Architecture of Tughluqabad

Tughluqabad still consists of remarkable, massive stone fortifications that surround the irregular ground plan of the city. The sloping rubble-filled city walls, a typical feature of monuments of the Tughluq dynasty, are between 10 and 15 meters high, topped by battlemented parapets and strengthened by circular bastions of up to two stories height. The city is supposed to once have had as many as 52 gates of which only 13 remain today. The fortified city contained seven rainwater tanks.

Tughluqabad is divided into three parts:

the wider city area with houses built along a rectangular grid between its gates
the citadel with a tower at its highest point known as Bijai-Mandal and the remains of several halls and a long underground passage
the adjacent palace area containing the royal residences. A long underground passage below the tower still remains.

 

Today most of the city is inaccessible due to dense thorny vegetation. An ever increasing part of the former city area is occupied by modern settlement, especially in the vicinity of its lakes.

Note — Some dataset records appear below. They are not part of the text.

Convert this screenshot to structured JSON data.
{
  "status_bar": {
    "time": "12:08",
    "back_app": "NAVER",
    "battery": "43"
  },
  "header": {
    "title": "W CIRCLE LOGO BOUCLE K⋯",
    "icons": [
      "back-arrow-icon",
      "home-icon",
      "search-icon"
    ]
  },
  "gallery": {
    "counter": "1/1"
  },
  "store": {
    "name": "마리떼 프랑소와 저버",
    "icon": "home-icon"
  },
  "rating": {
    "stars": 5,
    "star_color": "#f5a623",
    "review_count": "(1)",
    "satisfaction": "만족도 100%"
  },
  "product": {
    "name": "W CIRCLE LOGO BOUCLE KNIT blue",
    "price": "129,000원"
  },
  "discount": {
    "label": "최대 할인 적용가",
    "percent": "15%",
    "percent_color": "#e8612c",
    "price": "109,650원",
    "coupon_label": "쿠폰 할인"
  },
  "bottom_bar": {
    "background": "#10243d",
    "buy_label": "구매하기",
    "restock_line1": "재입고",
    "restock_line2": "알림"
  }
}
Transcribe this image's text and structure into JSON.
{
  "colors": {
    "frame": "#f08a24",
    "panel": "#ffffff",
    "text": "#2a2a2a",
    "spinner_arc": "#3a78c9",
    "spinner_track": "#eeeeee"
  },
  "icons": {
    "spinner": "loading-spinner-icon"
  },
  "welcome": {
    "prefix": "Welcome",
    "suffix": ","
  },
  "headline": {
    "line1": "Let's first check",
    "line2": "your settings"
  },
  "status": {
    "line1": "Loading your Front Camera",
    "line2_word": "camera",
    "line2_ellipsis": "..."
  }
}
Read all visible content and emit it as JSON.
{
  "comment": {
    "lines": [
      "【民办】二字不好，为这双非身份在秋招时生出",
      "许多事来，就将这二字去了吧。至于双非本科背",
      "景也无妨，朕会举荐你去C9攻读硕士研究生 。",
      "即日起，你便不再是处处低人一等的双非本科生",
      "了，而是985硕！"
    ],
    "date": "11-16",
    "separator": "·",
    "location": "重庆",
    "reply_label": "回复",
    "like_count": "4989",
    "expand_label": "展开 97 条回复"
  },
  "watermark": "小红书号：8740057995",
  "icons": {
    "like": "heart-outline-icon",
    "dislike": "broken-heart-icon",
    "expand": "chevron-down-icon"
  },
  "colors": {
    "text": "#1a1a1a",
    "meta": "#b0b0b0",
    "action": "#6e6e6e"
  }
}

South of Tughlaqabad was a vast artificial water reservoir within the fortified outpost of Ghiyath al-Din Tughluq's Tomb. This well preserved mausoleum remains connected to the fort by an elevated causeway that still stands today.

Well visible in the southeast are the remains of the Fortress of Adilabad, built years later by Ghiyathu'd-Din's successor, Muhammad Tughluq (1325–1351) which shares the main characteristics of construction with Tughlaqabad fort.

 

How to reach Tughlaqabad Fort?

Tughlaqabad Fort is entered from the Southern side on Mehrauli Badarpur Road and is located close to the Mehrauli Metro Station. The entry fee to this protected monument is INR 10 for Indian nationals and INR 100 for international tourists.  Sadly, the city which once would have existed for people but now it is almost ruins.